Sadly the reality is much worse, Treamo reports:

  • a forward transaction concluded via a trading platform, the execution time stamp of which deviated by just two seconds, as a result of which the trade couldn't be reconciled.

The farce of the ESMA writing letters to EU Commission is continuing, e.g. the one two days after the reporting obligation came into force asking ‘what exactly the maturity in days of a spot transaction is?’ Another letter was about the country variations in how they are applying the regulations, e.g. in the UK forward trades with a local counterparty and a hedging character would not actually be subject to the reporting obligation which was not actually what was originally intended.

Treamo conclude their latest newsletter with “If you now think that, under these circumstances, nothing of any value is going to come of the reconciliation or anything else, then you are completely right.”

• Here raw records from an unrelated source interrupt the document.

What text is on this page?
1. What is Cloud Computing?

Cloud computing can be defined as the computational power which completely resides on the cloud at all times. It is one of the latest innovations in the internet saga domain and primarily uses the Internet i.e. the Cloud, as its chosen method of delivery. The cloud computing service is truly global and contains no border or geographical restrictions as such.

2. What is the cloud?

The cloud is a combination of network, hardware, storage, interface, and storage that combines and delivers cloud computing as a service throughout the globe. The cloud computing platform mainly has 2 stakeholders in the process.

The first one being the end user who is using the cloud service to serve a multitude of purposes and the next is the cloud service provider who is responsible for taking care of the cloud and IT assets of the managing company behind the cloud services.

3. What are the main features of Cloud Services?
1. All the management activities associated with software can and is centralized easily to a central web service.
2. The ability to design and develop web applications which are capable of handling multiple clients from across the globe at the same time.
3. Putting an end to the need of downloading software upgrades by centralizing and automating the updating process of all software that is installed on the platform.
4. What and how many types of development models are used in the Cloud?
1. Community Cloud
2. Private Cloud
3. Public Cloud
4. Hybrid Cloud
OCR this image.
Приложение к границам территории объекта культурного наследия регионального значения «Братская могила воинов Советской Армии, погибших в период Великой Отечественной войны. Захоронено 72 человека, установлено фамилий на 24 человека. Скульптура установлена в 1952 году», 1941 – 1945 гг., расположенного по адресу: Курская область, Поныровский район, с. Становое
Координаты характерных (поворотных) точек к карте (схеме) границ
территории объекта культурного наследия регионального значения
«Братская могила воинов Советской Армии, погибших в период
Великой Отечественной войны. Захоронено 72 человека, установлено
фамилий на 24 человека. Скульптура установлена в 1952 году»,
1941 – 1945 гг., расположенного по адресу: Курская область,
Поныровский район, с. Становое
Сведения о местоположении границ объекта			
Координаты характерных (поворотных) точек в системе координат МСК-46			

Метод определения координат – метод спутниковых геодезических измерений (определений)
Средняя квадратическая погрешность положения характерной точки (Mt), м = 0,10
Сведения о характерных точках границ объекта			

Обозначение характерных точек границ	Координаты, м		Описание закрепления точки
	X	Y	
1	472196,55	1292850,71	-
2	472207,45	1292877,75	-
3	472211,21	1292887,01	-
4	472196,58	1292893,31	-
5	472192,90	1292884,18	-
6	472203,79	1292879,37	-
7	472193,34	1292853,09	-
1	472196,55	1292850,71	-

UK sets date when corporates have to be EMIR compliant

The UK financial regulator FCA, which is responsible for EMIR enforcement in the country, has set a definite date by when it expects corporate treasurers to be in compliance with the EU’s derivatives regulations:  30 April. “The FCA expects that [EMIR] plans will be completed and implemented by 30 April 2014 and that firms will be able to demonstrate compliance after that date,” the agency said in a press release published on its website. 

CTMfile take: This UK date is almost three months after the official start date for derivatives reporting under EMIR, which began on 12 February. Surely other national authorities will announce similar extensions, BUT don’t forget there will be an end date EMIR compliance in all countries…….. eventually. Unless the whole bonkers (to use Peter Matza’s word) regulation is scrapped.